Рассказ об одном путешествии | страница 25



К вечеру, перед ужином, когда спадала жара, мама и отчим шли играть в теннис. На корте играла английская пара: два джентльмена в белых фланелевых брюках. На их каменных лицах не было и тени каких-либо эмоций. Окончив игру, они пожимали друг другу руки. Алексей Николаевич преклонялся перед такой бесстрастной игрой. Но сам играл не по-английски. Он радовался, как ребенок, каждому удачному своему мячу; огорчался и сердился, когда проигрывал. Вечером, после ужина, мы гуляли по освещенной луной дороге. Где-то рядом тяжело дышал океан. От земли, нагретой за день, исходило тепло.

В Сабль д'Олонн к нам приезжал из Парижа журналист и поэт Шполянский, писавший под псевдонимом Дон Аминадо. Замышлялось издание детского журнала «Зеленая палочка». Дон Аминадо и отчим были инициаторами этого дела. Журнал начал выходить в 1921 году.

Париж, зима 1920, 1921

Осенью мы вернулись в Париж, в нашу квартиру на улице Ренуар. К этому времени Париж был наводнен русскими эмигрантами. Всех их можно было разделить на несколько не смешивающихся друг с другом и иногда враждебных друг другу групп. Это была придворная титулованная аристократия, это были высокие военные чины, интеллигенция, политические деятели разных оттенков и, наконец, представители делового и торгового мира. Всех их можно было видеть по воскресеньям, или уж во всяком случае в страстную неделю, в русской церкви на улице Дарю.
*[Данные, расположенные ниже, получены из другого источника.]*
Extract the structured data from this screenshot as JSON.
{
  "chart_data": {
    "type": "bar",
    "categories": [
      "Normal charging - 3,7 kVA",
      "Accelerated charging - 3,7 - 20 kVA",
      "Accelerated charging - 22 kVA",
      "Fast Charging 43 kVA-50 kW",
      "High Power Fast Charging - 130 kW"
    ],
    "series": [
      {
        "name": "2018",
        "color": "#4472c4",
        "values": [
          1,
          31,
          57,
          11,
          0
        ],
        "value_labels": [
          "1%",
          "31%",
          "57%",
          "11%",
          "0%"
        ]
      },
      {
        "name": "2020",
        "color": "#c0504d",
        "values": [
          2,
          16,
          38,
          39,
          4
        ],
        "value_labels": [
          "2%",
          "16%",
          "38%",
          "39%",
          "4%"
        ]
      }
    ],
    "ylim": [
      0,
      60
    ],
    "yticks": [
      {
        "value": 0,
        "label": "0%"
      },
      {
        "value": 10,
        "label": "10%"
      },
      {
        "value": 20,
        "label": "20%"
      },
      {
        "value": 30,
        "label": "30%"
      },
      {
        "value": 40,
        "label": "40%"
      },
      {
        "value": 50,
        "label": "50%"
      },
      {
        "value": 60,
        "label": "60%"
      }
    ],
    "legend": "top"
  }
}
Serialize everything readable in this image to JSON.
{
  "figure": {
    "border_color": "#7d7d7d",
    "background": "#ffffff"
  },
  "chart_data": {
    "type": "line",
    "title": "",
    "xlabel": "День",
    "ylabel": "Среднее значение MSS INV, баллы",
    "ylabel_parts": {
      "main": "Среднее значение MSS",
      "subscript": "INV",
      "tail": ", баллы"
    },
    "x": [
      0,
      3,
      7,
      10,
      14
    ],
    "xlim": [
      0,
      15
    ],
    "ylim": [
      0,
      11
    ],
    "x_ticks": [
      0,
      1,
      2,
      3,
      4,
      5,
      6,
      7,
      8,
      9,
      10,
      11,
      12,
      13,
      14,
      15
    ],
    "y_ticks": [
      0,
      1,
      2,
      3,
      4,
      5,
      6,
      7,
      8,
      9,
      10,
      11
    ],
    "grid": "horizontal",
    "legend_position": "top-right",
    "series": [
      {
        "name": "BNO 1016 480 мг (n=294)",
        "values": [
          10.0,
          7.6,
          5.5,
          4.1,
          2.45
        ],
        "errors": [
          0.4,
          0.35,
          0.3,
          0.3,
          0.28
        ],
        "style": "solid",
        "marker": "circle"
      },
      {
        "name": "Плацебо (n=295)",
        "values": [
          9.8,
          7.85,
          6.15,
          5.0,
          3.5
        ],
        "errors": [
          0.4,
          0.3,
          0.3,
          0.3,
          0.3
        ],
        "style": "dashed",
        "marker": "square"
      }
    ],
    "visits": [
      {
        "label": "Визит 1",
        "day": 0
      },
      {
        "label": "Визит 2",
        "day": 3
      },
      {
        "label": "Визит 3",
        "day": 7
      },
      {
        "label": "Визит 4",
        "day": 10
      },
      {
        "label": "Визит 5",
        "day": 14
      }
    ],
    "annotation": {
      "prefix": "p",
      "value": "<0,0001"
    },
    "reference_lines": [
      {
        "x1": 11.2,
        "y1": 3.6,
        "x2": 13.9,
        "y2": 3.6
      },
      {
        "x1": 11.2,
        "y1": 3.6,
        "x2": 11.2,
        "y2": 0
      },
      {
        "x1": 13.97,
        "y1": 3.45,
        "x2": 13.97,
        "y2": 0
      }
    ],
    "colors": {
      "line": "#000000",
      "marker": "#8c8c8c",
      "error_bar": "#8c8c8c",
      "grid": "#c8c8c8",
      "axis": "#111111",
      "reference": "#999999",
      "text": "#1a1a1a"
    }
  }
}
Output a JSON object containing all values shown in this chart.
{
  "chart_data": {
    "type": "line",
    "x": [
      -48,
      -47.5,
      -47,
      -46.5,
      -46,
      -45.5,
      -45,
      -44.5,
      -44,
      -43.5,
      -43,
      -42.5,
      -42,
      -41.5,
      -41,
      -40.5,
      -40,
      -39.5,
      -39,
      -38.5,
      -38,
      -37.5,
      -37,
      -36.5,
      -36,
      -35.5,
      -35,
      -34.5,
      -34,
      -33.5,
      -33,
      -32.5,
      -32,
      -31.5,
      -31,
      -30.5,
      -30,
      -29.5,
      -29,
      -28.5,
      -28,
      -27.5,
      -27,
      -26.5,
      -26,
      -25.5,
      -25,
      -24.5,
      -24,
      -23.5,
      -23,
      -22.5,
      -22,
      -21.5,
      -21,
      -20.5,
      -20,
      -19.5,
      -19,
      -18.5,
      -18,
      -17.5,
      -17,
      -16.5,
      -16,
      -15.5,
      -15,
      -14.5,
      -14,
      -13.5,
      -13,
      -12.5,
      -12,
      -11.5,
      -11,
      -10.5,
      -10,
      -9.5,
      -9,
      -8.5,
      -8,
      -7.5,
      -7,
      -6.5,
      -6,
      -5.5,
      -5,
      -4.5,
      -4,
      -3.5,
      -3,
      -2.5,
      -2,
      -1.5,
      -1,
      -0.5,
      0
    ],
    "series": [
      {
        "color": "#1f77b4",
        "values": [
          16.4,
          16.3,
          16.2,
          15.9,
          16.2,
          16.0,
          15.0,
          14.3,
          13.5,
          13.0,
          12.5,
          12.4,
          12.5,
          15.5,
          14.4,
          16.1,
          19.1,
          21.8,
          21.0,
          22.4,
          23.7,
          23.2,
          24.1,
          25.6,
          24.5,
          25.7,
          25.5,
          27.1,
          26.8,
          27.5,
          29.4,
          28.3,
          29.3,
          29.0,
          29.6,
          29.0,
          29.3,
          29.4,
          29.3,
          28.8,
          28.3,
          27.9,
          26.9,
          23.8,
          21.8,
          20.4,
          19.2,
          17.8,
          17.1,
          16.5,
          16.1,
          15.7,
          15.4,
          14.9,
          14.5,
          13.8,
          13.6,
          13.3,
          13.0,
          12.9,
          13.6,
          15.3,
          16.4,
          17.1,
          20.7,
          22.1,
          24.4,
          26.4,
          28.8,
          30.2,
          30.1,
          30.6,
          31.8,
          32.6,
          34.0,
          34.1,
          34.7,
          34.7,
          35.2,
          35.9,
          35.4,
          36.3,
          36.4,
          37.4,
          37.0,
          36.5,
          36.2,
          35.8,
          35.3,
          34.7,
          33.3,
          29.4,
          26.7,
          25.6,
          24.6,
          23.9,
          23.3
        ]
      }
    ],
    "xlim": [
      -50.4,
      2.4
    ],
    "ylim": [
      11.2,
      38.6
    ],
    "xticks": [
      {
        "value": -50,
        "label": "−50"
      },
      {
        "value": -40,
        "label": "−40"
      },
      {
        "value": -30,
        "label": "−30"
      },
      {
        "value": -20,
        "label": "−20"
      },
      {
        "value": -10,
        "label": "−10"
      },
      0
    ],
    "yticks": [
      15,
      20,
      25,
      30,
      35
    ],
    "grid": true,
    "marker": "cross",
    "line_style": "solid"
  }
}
Они занимались разными делами. Очень многие превратились в шоферов парижских такси. Иные пооткрывали ресторанчики, в которых подавался русский «Bortch a la creme». Другие занимались изданием русских книг и журналов. Политические деятели, погрязшие в конспирациях, готовили какие-то мероприятия, которые, по их мнению, обязательно должны привести к падению большевистской власти в России.

В нашем доме, на два этажа ниже нас, поселился поэт Константин Бальмонт с женой Еленой и дочерью Миррой, которая была года на два старше меня. Иногда я заходил к Бальмонтам. Меня усаживали на стул, Бальмонт начинал ходить вперед и назад по диагонали комнаты с головой, немного наклоненной набок, со взъерошенными волосами, усыпанными перхотью. Он размахивал одной рукой и декламировал (лучше сказать — пел) свои стихи. Я не помню, о чем были эти стихи, но помню только, что в них много места занимали хризантемы. Бальмонт останавливался посредине комнаты и обращался ко мне:

— Ну как?

Я, совершенно растерянный, не знал, что сказать, не понимал, хорошо это или плохо и вообще к чему все это? Иногда в семье Бальмонтов бывали скандалы. Перепуганная Мирра со слезами на глазах прибегала к нам отсидеться, пока внизу все не стихнет.